J'aimais à le regarder. Il donnait une tranche à chacun pour goûter et pour surtout s'en autoriser une deuxième. Le rituel voulait que Papa fasse sa sieste, quoi qu'il arrivât. Et il la faisait. Gare à celui qui sonnait ou téléphonait à ce moment-là ; d'ailleurs je n'en n'ai pas le souvenir; il était notoire qu'il s'agissait là de "sacré" et nul ne venait le troubler. À part le chat qui aimait à jouer avec les orteils de papa, toujours en mouvement.
La pendule, une horloge métallique, pièce rapportée d'une quelconque administration, venait mêler son tic-tac au ronron du congélateur, objet de culte. Ma mère congelait tout. Jusqu'aux cerneaux de noix qui décoreraient le mhalbi du ramadhan. En été, nous étions plusieurs à faire la sieste. Dans l'arrière-chambre, on allait chercher ce qui ferait notre couche. Papa se levait le premier, il retournait à son travail. Ma mère a toujours eu quelque chose à faire, quelqu'un à voir, une histoire à raconter, une blague à dire. Je la revois qui, sa prière faite, se prépare. Combinaison, robe, elle se met de la crème en face de la glace près de la fenêtre. La ville s'est réveillée à nouveau, les voitures reprennent leur procession. Aujourd'hui c'est lundi, elle va chez tata Foufa, sa tante.
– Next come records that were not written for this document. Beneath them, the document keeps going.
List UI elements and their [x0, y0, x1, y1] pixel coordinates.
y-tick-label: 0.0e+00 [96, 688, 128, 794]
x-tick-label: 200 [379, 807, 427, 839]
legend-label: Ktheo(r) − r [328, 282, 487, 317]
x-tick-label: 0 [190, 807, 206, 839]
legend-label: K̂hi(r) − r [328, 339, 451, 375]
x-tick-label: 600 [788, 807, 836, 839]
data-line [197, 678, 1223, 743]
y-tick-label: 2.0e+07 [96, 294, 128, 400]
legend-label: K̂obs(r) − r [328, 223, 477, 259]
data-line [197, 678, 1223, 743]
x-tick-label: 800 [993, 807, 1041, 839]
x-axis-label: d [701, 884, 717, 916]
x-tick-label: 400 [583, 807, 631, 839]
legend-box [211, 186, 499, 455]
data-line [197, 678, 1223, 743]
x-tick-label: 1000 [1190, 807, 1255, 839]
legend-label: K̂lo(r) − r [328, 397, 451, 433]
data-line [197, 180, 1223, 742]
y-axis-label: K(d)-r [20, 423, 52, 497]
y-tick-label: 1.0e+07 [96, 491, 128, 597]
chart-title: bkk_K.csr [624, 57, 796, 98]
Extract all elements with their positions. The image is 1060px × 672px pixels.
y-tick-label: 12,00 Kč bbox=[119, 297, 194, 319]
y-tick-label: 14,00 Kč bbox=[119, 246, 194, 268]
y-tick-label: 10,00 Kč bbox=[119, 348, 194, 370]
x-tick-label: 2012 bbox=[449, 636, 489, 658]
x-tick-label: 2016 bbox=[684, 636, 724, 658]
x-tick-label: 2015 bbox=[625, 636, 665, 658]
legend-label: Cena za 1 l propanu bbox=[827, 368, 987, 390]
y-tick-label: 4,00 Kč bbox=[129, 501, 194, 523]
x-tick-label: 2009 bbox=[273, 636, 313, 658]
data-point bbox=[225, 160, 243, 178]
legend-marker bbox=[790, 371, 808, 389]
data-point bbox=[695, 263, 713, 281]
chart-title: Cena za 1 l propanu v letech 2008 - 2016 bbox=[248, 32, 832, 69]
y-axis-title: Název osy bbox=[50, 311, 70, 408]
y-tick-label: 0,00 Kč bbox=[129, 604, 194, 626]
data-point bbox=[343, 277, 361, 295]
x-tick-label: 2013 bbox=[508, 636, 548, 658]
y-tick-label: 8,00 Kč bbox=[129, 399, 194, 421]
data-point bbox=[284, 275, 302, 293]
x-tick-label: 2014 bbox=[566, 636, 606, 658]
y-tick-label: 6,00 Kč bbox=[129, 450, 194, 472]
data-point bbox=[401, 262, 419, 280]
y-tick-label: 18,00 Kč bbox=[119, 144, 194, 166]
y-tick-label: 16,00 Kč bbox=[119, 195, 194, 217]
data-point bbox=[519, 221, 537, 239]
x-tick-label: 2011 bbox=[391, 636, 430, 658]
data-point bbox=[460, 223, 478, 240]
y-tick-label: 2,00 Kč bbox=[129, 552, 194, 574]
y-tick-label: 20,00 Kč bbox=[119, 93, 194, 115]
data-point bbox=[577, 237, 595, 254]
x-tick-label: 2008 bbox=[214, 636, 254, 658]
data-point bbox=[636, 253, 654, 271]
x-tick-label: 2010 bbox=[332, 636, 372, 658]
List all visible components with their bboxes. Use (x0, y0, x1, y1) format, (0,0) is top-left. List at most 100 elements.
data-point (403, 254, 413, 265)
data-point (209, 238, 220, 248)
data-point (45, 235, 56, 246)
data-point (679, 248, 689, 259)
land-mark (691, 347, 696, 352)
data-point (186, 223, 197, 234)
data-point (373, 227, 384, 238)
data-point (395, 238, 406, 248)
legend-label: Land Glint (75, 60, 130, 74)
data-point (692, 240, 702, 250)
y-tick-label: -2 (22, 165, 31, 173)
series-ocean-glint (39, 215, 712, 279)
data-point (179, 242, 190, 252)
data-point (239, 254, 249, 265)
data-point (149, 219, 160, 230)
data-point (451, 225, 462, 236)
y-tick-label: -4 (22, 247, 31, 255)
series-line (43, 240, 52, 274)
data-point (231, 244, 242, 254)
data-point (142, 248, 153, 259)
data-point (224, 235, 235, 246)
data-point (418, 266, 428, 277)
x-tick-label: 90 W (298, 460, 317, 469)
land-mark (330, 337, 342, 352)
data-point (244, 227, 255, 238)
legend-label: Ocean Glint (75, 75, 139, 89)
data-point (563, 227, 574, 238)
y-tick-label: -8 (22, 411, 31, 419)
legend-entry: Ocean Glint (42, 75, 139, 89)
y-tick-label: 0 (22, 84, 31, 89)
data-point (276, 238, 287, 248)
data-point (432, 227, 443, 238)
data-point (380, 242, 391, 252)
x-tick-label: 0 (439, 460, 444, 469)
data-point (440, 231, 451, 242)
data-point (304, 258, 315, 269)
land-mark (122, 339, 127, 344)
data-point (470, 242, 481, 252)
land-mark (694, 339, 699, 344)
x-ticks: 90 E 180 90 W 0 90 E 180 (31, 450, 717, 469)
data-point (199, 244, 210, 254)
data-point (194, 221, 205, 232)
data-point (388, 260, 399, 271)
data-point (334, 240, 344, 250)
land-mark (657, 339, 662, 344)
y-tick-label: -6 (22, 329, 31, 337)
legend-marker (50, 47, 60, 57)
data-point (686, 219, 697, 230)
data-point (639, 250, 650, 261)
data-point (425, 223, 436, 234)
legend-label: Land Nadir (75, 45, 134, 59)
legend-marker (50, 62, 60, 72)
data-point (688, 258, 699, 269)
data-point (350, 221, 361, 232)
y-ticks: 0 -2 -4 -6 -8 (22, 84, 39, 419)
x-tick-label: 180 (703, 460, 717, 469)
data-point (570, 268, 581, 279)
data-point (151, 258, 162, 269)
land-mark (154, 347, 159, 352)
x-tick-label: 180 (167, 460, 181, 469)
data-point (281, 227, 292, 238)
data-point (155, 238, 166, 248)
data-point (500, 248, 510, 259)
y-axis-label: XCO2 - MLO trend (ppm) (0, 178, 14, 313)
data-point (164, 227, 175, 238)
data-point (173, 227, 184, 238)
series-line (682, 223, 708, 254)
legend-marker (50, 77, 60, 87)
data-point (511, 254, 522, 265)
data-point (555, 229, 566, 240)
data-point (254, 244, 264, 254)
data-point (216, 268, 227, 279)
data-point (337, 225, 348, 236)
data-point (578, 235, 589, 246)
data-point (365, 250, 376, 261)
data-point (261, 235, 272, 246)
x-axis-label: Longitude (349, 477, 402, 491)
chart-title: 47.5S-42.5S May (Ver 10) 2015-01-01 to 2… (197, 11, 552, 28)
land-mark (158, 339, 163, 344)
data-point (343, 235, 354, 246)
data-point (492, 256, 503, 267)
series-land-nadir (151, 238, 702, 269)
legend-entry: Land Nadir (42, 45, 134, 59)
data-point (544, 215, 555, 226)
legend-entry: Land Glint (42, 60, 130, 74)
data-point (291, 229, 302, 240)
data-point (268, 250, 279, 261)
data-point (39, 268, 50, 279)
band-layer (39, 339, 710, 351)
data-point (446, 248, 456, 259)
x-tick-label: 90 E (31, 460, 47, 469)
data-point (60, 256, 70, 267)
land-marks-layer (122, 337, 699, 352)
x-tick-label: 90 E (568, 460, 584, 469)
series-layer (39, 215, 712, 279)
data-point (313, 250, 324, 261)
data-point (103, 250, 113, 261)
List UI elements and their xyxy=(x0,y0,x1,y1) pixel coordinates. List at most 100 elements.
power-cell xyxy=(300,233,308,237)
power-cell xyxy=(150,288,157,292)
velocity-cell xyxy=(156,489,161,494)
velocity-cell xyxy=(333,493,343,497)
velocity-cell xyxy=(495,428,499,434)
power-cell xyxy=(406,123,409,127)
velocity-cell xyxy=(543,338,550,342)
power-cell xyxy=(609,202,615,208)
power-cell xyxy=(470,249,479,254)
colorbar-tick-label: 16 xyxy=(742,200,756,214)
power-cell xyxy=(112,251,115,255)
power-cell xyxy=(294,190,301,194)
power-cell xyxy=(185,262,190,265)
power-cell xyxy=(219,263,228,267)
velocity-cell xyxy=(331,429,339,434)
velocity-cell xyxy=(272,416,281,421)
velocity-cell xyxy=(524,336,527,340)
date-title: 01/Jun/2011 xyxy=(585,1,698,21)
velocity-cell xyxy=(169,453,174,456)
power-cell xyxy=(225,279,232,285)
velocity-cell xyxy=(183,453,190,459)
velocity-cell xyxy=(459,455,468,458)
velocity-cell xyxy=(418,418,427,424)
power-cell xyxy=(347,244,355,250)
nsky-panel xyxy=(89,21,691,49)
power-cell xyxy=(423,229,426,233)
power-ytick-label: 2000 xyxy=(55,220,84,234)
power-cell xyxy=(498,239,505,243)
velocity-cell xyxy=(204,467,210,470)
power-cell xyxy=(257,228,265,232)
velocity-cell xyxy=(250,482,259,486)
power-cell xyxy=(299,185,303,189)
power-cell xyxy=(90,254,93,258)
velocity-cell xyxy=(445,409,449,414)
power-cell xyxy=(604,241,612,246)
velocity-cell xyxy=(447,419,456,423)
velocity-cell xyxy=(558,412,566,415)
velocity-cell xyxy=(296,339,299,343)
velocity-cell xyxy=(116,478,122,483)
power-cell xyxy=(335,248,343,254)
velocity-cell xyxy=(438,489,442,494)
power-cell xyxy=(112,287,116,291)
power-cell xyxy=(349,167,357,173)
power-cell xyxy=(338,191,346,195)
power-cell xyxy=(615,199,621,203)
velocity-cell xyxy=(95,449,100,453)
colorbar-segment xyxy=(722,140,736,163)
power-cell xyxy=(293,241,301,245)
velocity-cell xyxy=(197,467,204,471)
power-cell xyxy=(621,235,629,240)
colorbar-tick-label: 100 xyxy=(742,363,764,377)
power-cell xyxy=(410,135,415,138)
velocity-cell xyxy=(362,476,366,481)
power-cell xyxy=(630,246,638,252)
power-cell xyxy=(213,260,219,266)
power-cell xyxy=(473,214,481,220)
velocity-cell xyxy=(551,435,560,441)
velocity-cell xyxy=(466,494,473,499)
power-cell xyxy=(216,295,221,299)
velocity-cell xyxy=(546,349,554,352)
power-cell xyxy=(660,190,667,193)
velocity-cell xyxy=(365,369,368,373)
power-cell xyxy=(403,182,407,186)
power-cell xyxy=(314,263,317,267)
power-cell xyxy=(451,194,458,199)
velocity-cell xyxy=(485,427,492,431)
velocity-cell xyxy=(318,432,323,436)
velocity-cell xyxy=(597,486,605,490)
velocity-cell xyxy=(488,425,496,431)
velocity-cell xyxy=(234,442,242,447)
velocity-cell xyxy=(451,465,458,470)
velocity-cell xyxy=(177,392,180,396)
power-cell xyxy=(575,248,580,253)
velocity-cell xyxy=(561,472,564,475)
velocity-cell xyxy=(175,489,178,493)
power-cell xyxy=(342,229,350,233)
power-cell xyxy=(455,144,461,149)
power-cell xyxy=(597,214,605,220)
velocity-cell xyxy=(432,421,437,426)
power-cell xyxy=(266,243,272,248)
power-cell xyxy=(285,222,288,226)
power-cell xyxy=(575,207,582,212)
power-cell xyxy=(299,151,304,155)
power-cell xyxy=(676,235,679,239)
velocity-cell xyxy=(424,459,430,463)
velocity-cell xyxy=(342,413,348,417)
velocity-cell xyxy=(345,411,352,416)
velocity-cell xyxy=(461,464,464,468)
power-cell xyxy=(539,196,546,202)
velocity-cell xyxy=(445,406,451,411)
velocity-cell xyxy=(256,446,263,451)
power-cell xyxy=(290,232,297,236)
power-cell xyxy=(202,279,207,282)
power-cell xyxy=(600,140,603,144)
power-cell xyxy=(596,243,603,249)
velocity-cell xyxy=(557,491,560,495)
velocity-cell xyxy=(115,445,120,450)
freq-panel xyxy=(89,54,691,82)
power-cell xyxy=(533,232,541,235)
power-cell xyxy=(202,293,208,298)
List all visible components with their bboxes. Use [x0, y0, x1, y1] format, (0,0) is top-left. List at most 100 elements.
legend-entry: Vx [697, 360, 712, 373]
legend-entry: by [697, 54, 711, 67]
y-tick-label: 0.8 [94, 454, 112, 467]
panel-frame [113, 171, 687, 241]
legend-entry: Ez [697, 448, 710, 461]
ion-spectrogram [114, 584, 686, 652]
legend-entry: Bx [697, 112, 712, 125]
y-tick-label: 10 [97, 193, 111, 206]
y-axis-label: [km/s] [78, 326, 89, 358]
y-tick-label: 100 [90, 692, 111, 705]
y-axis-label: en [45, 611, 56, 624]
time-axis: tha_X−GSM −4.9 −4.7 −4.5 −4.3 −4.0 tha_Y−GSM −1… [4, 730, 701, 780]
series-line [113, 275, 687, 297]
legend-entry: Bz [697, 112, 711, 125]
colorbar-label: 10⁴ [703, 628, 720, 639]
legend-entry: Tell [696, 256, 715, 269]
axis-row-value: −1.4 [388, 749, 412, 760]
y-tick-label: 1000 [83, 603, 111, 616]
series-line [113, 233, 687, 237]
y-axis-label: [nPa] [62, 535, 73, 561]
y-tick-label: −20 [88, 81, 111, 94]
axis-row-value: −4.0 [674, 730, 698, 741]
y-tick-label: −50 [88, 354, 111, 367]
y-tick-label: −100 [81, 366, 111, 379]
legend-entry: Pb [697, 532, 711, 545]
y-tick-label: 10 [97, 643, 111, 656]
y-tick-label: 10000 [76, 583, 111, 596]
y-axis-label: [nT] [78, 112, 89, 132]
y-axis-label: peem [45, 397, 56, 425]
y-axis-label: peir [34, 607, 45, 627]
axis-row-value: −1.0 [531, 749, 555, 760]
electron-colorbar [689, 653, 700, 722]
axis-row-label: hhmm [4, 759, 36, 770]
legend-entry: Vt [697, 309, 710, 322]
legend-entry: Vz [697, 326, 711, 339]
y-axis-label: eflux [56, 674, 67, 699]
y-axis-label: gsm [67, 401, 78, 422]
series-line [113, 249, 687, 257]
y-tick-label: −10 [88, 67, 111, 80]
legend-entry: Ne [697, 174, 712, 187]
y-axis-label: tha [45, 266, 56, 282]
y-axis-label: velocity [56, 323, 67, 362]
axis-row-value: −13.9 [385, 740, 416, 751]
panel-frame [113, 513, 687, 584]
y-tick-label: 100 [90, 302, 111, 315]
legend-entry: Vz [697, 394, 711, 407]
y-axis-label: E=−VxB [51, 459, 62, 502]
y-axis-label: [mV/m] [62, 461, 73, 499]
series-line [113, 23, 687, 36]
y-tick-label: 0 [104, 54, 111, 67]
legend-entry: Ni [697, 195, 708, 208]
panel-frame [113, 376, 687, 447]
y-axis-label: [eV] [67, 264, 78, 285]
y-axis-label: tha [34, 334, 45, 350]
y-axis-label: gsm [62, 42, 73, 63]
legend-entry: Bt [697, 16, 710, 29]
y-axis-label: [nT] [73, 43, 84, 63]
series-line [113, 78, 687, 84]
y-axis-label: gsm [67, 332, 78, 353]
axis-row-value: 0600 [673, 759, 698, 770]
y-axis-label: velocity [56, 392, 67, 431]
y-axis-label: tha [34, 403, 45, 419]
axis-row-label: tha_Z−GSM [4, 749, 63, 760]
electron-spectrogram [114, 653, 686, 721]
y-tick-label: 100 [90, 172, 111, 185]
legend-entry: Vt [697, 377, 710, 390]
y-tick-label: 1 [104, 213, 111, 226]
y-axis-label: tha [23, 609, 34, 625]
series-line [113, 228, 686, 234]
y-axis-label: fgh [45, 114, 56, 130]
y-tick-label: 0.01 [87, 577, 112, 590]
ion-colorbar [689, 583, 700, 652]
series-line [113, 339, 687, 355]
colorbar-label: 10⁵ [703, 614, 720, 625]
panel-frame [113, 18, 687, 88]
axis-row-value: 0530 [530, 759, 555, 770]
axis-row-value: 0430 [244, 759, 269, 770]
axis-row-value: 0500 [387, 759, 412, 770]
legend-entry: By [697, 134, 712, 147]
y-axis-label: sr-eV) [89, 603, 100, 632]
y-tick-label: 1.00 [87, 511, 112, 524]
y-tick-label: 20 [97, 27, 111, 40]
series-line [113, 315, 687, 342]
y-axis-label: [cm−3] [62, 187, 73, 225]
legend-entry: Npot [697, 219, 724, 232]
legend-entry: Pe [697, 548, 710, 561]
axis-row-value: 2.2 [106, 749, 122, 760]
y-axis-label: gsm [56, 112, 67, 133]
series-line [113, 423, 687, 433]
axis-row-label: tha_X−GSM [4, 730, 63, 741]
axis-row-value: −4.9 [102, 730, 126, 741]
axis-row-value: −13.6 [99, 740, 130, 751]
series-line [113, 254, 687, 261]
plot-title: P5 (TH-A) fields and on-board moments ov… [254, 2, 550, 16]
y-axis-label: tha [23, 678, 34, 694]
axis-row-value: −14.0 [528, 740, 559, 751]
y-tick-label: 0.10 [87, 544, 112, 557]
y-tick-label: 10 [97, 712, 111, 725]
Petite, je l'accompagnais. Elle mettait dans un sac le cake qu'elle avait fait et d'autres choses que je ne devais pas voir. Nous marchions jusqu'au bout du Telemly et descendions par le Parc de Galant, rare lieu où les amoureux donnaient libre cours à leurs effusions entre deux rondes du gardien. Je m'arrêtais pour regarder les perroquets. Il y en avait de beaux dans de grandes cages. À cinq heures, nous remontions vers le Telemly et à l'odeur qui se dégageait depuis la rue, nous savions que Papa était déjà là. Il arrosait le jardin. Il souriait en nous voyant et nous faisions une pause au jardin. Mes parents bavardaient tous deux dans une complicité profonde. Même enfant, j'ai le souvenir d'avoir bu ces moments, de m'être faite encore plus petite pour ne pas troubler cette harmonie.
À la belle saison, les hirondelles choisissent la tombée du jour pour entamer leur danse dans les airs. Elles accompagnent leurs danses de cris qui annoncent le printemps. Les jours rallongent, la glycine est en fleurs et embaume les airs. Je prends les ciseaux et vais couper de la menthe pour le thé. L'eau bout, il faut faire vite. La galette est chaude et le beurre fond à son contact. Nous devisons.